La Ode mengaku miris menyaksikan tayangan di media sosial yang menunjukkan betapa petambak Karimun Jawa digiring petugas bersenjata laras panjang.

“Mengapa petambak diperlakukan bagaikan teroris? Tindakan aparat yang seperti itu membuat miris dan harus segera dihentikan,” tegas La Ode.

La Ode juga mengingatkan, ekosistem laut memiliki karakteristik terbuka. Sehingga, sumber pencemaran bisa datang dari mana saja. Oleh karena itu, sebelum menimpakan masalah pencemaran kepada para nelayan, sebaiknya dikaji dulu secara mendetil dan berbasis pada ilmu pengetahuan.

Berdasarkan informasi yang berkembang di media massa, lanjut La Ode, terkesan sangat kuat proses penanganan kasus pencemaran lingkungan terhadap para petambak Karimun Jawa tidak berlandaskan pada azas dan prinsip keilmuan. Kontan hal itu memunculkan sinyalemen terjadinya kriminalisasi.

“Para petambak ini tergolong sebagai kelompok masyarakat produktif. Sudah sepatutnya pemerintah memberikan motivasi untuk mendorong kemajuan usaha mereka. Bukan malah sebaliknya, melakukan kriminalisasi,” tandas La Ode.

Sinyalemen praktisi tambak dan akademisi terkait isu kriminalisasi memperoleh bukti ketika Masyarakat Akuakultur Indonesia (MAI), melalui Wakil Ketua MAI Budhy Fantigo, melakukan kunjungan lapangan ke lokasi tambak milik para tersangka.

Di lokasi tambak milik Mirah, tersangka pelaku pencemar air laut, Budhy menjumpai fakta yang mencengangkan.

“Bu Mirah ternyata membangun IPAL dengan metode kolam resapan. Dia membangun kolam cukup luas di samping tambaknya.
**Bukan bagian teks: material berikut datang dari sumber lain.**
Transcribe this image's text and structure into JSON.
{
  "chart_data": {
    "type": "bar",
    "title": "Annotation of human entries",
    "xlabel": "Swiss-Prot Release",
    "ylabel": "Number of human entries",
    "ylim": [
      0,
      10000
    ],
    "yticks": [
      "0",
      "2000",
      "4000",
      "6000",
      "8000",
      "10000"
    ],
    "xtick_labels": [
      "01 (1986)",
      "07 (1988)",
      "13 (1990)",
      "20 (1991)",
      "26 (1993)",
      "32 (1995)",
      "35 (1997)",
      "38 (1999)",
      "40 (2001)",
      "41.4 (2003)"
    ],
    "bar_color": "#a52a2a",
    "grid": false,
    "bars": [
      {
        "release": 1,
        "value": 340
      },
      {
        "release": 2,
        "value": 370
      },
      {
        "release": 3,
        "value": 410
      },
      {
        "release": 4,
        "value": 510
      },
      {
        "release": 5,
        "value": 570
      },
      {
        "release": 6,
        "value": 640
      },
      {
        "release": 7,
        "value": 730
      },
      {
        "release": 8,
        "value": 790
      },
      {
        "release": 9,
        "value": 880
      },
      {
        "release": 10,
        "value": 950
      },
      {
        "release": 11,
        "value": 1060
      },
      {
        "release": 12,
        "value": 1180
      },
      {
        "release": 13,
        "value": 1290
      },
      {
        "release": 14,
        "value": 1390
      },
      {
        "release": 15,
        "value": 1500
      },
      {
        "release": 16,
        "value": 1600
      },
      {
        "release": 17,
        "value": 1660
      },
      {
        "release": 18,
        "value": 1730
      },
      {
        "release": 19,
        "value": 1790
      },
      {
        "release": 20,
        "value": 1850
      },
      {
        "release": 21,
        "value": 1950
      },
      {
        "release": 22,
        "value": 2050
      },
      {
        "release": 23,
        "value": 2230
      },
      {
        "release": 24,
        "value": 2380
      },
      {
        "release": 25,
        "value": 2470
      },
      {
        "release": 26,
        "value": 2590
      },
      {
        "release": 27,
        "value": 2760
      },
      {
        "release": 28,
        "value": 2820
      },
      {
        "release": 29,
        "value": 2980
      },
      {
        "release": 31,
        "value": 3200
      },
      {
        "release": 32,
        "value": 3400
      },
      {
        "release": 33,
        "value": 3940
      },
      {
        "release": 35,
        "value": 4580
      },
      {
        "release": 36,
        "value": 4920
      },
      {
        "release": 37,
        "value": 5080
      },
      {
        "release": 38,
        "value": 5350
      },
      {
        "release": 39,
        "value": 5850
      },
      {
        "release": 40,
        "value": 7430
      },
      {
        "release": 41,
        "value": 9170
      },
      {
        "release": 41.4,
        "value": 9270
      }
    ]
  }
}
Lalu, air limbah tambak itu dialirkan ke kolam resapan ini. Jadi, air limbah Bu Mirah ini tidak pergi ke mana-mana. Bagaimana mungkin dia dijerat dengan pasal pencemaran air laut?” ujar Budhy.

Kejanggalan juga ditemukan dalam dokumen hasil pengumpulan bahan keterangan (pulbaket) Gakkum KLHK yang menyebut, pasal pencemaran lingkungan dijeratkan kepada tersangka Mirah didasarkan pada pengambilan sampel air laut pada sekitar akhir 2022.

“Sedangkan Bu Mirah mulai menebar benih udang baru pada September 2023. Bagaimana mungkin Bu Mirah mencemari air laut sebelum dia membuka tambak? Kasus yang sungguh aneh, tapi proses hukumnya terus berjalan. Gakkum KLHK wajib menjelaskan hal ini kepada publik," ujaŕmya.

Budhy pun melanjutkan, pemantauan juga dilakukan di lokasi tambak milik tersangka lain, Sugianto. Di lokasi itu, Budhy mengaku menemukan sistem pembuangan limbah atau IPAL yang cukup panjang dengan pipa mencapai 700 meter.

Alhasil, air limbah tidak langsung masuk ke perairan laut, melainkan diproses terlebih dulu melalui jaringan IPAL. Setelah melewati ruas IPAL pertama yang berdekatan dengan tambak, Budhy menerangkan, air terus berjalan menyusuri kanal yang berbatasan dengan hutan bakau.

Bahkan di sepanjang jalur itu, sambung dia, air juga mengalami proses oksidasi untuk penjernihan.

“Silakan datang dan lihat sendiri untuk memastikan apakah hutan mangrove di sekitar tambak Pak Sugiono mati gara-gara limbah. Saya sampaikan di sini, ketebalan mangrove di tambak Pak Sugiono sekitar 300 an meter. Ikan berbagai jenis juga terlihat banyak berkeliaran di aliran IPAL menandakan air limbahnya tidak berbahaya. Lantas di mana bentuk kejahatan yang dituduhkan kepadanya itu?” ungkap Budhy.

Seperti diberitakan sebelumnya, aparat Penegakan Hukum (Gakkum) Lingkungan Hidup dan Kehutanan dari Kementerian Lingkungan Hidup dan Kehutanan Republik Indonesia telah menangkap sebanyak empat petambak Karimun Jawa atas sangkaan pencemaran air laut Karimun Jawa, pada Maret 2024.